Caractère distinctif de la Marque

[29]           Le caractère distinctif de la Marque doit s’apprécier à la date de production de la déclaration d’opposition [voir Andres Wines Ltd. and E&J Gallo Winery (1975), 25 C.P.R. (2d) 126, et Metro-Goldwyn-Meyer Inc. c. Stargate Connections Inc. (2004), 34 C.P.R. (4th) 317]. L’Opposante doit d’abord démontrer que sa marque de commerce P & Dessin était suffisamment connue au Canada le 30 janvier 2007 [voir Motel 6, Inc. c. No. 6 Motel Ltd. (1981), 56 C.P.R. (2d) 44]. La preuve décrite ci-haut ne me permet pas d’arriver à cette conclusion. Encore une fois si cette conclusion était erronée, j’aurais eu par la suite à décider si la Marque porte à confusion avec la marque de commerce P & Dessin de l’Opposante.

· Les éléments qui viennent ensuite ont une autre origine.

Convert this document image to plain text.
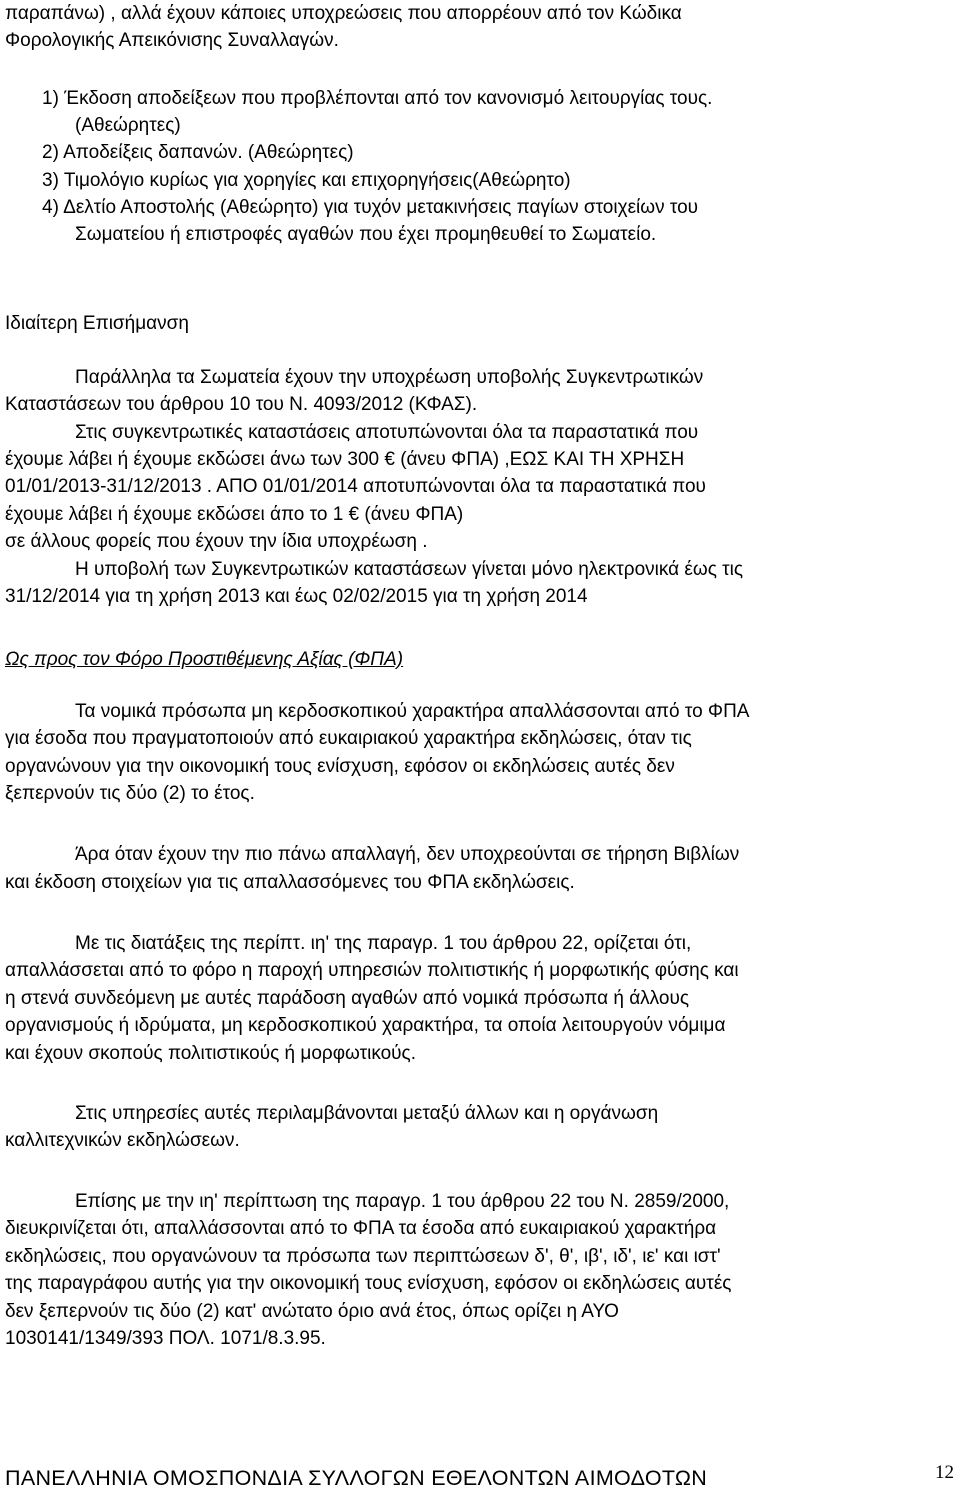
παραπάνω) , αλλά έχουν κάποιες υποχρεώσεις που απορρέουν από τον Κώδικα
Φορολογικής Απεικόνισης Συναλλαγών.
1) Έκδοση αποδείξεων που προβλέπονται από τον κανονισμό λειτουργίας τους.
(Αθεώρητες)
2) Αποδείξεις δαπανών. (Αθεώρητες)
3) Τιμολόγιο κυρίως για χορηγίες και επιχορηγήσεις(Αθεώρητο)
4) Δελτίο Αποστολής (Αθεώρητο) για τυχόν μετακινήσεις παγίων στοιχείων του
Σωματείου ή επιστροφές αγαθών που έχει προμηθευθεί το Σωματείο.
Ιδιαίτερη Επισήμανση
Παράλληλα τα Σωματεία έχουν την υποχρέωση υποβολής Συγκεντρωτικών
Καταστάσεων του άρθρου 10 του Ν. 4093/2012 (ΚΦΑΣ).
Στις συγκεντρωτικές καταστάσεις αποτυπώνονται όλα τα παραστατικά που
έχουμε λάβει ή έχουμε εκδώσει άνω των 300 € (άνευ ΦΠΑ) ,ΕΩΣ ΚΑΙ ΤΗ ΧΡΗΣΗ
01/01/2013-31/12/2013 . ΑΠΟ 01/01/2014 αποτυπώνονται όλα τα παραστατικά που
έχουμε λάβει ή έχουμε εκδώσει άπο το 1 € (άνευ ΦΠΑ)
σε άλλους φορείς που έχουν την ίδια υποχρέωση .
Η υποβολή των Συγκεντρωτικών καταστάσεων γίνεται μόνο ηλεκτρονικά έως τις
31/12/2014 για τη χρήση 2013 και έως 02/02/2015 για τη χρήση 2014
Τα νομικά πρόσωπα μη κερδοσκοπικού χαρακτήρα απαλλάσσονται από το ΦΠΑ
για έσοδα που πραγματοποιούν από ευκαιριακού χαρακτήρα εκδηλώσεις, όταν τις
οργανώνουν για την οικονομική τους ενίσχυση, εφόσον οι εκδηλώσεις αυτές δεν
ξεπερνούν τις δύο (2) το έτος.
Άρα όταν έχουν την πιο πάνω απαλλαγή, δεν υποχρεούνται σε τήρηση Βιβλίων
και έκδοση στοιχείων για τις απαλλασσόμενες του ΦΠΑ εκδηλώσεις.
Με τις διατάξεις της περίπτ. ιη' της παραγρ. 1 του άρθρου 22, ορίζεται ότι,
απαλλάσσεται από το φόρο η παροχή υπηρεσιών πολιτιστικής ή μορφωτικής φύσης και
η στενά συνδεόμενη με αυτές παράδοση αγαθών από νομικά πρόσωπα ή άλλους
οργανισμούς ή ιδρύματα, μη κερδοσκοπικού χαρακτήρα, τα οποία λειτουργούν νόμιμα
και έχουν σκοπούς πολιτιστικούς ή μορφωτικούς.
Στις υπηρεσίες αυτές περιλαμβάνονται μεταξύ άλλων και η οργάνωση
καλλιτεχνικών εκδηλώσεων.
Επίσης με την ιη' περίπτωση της παραγρ. 1 του άρθρου 22 του Ν. 2859/2000,
διευκρινίζεται ότι, απαλλάσσονται από το ΦΠΑ τα έσοδα από ευκαιριακού χαρακτήρα
εκδηλώσεις, που οργανώνουν τα πρόσωπα των περιπτώσεων δ', θ', ιβ', ιδ', ιε' και ιστ'
της παραγράφου αυτής για την οικονομική τους ενίσχυση, εφόσον οι εκδηλώσεις αυτές
δεν ξεπερνούν τις δύο (2) κατ' ανώτατο όριο ανά έτος, όπως ορίζει η ΑΥΟ
1030141/1349/393 ΠΟΛ. 1071/8.3.95.
Ως προς τον Φόρο Προστιθέμενης Αξίας (ΦΠΑ)
ΠΑΝΕΛΛΗΝΙΑ ΟΜΟΣΠΟΝΔΙΑ ΣΥΛΛΟΓΩΝ ΕΘΕΛΟΝΤΩΝ ΑΙΜΟΔΟΤΩΝ	12
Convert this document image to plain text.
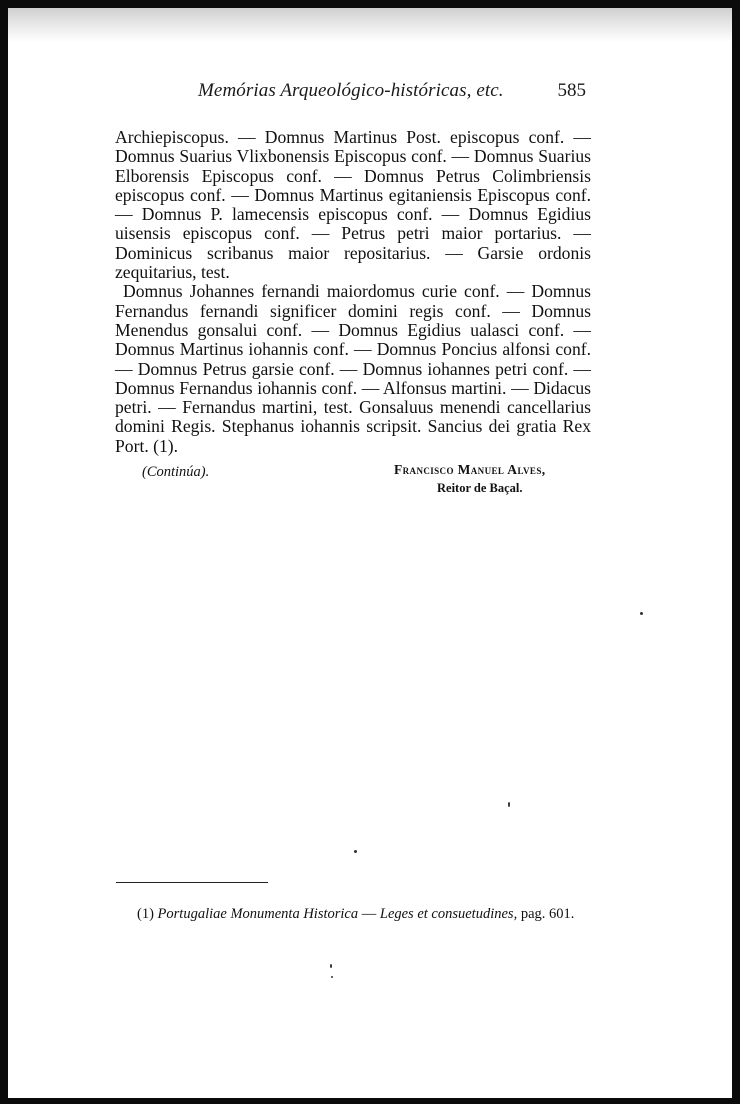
Memórias Arqueológico-históricas, etc.	585

Archiepiscopus. — Domnus Martinus Post. episcopus conf. — Domnus Suarius Vlixbonensis Episcopus conf. — Domnus Suarius Elborensis Episcopus conf. — Domnus Petrus Colimbriensis episcopus conf. — Domnus Martinus egitaniensis Episcopus conf. — Domnus P. lamecensis episcopus conf. — Domnus Egidius uisensis episcopus conf. — Petrus petri maior portarius. — Dominicus scribanus maior repositarius. — Garsie ordonis zequitarius, test.

Domnus Johannes fernandi maiordomus curie conf. — Domnus Fernandus fernandi significer domini regis conf. — Domnus Menendus gonsalui conf. — Domnus Egidius ualasci conf. — Domnus Martinus iohannis conf. — Domnus Poncius alfonsi conf. — Domnus Petrus garsie conf. — Domnus iohannes petri conf. — Domnus Fernandus iohannis conf. — Alfonsus martini. — Didacus petri. — Fernandus martini, test. Gonsaluus menendi cancellarius domini Regis. Stephanus iohannis scripsit. Sancius dei gratia Rex Port. (1).

(Continúa).	Francisco Manuel Alves,
Reitor de Baçal.
(1) Portugaliae Monumenta Historica — Leges et consuetudines, pag. 601.
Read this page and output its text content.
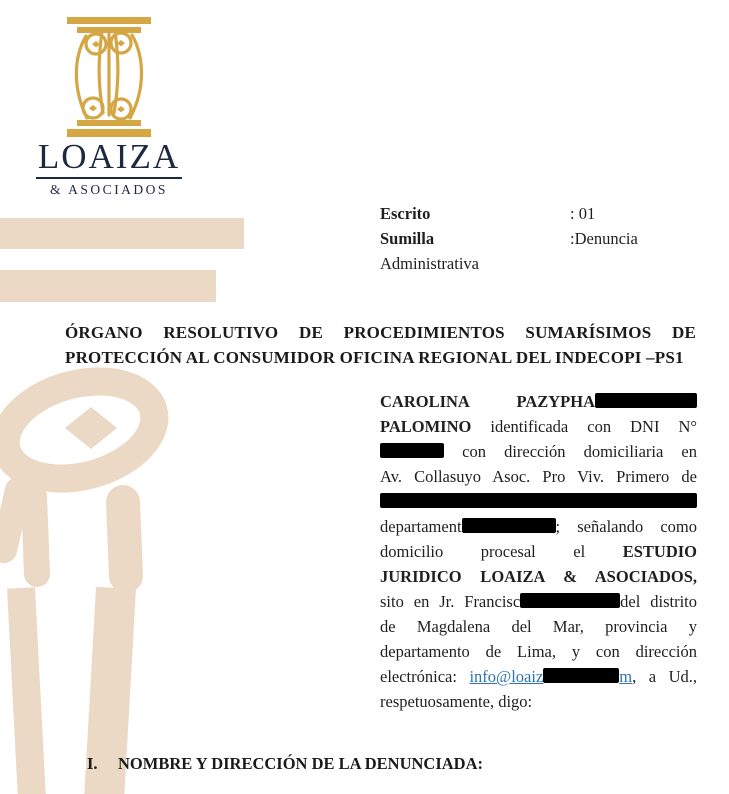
LOAIZA
& ASOCIADOS
Escrito	: 01
Sumilla	:Denuncia
Administrativa
ÓRGANO RESOLUTIVO DE PROCEDIMIENTOS SUMARÍSIMOS DE
PROTECCIÓN AL CONSUMIDOR OFICINA REGIONAL DEL INDECOPI –PS1
CAROLINA PAZYPHA
PALOMINO identificada con DNI N°
con dirección domiciliaria en
Av. Collasuyo Asoc. Pro Viv. Primero de
departament	; señalando como
domicilio procesal el ESTUDIO
JURIDICO LOAIZA & ASOCIADOS,
sito en Jr. Francisc	del distrito
de Magdalena del Mar, provincia y
departamento de Lima, y con dirección
electrónica: info@loaiz	m, a Ud.,
respetuosamente, digo:
I. NOMBRE Y DIRECCIÓN DE LA DENUNCIADA:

Le résultat de cette analyse aurait été identique à celui obtenu dans le cadre de l’analyse du premier motif d’opposition et ce même si les dates pertinentes soient différentes.

[30]           Je rejette également le troisième motif d’opposition.

 

 

 

Conclusion

[31]           Dans l’exercice des pouvoirs qui m’ont été délégués en vertu des dispositions de l’article 63(3) de la Loi, je rejette l’opposition selon les dispositions de l’article 38(8) de la Loi.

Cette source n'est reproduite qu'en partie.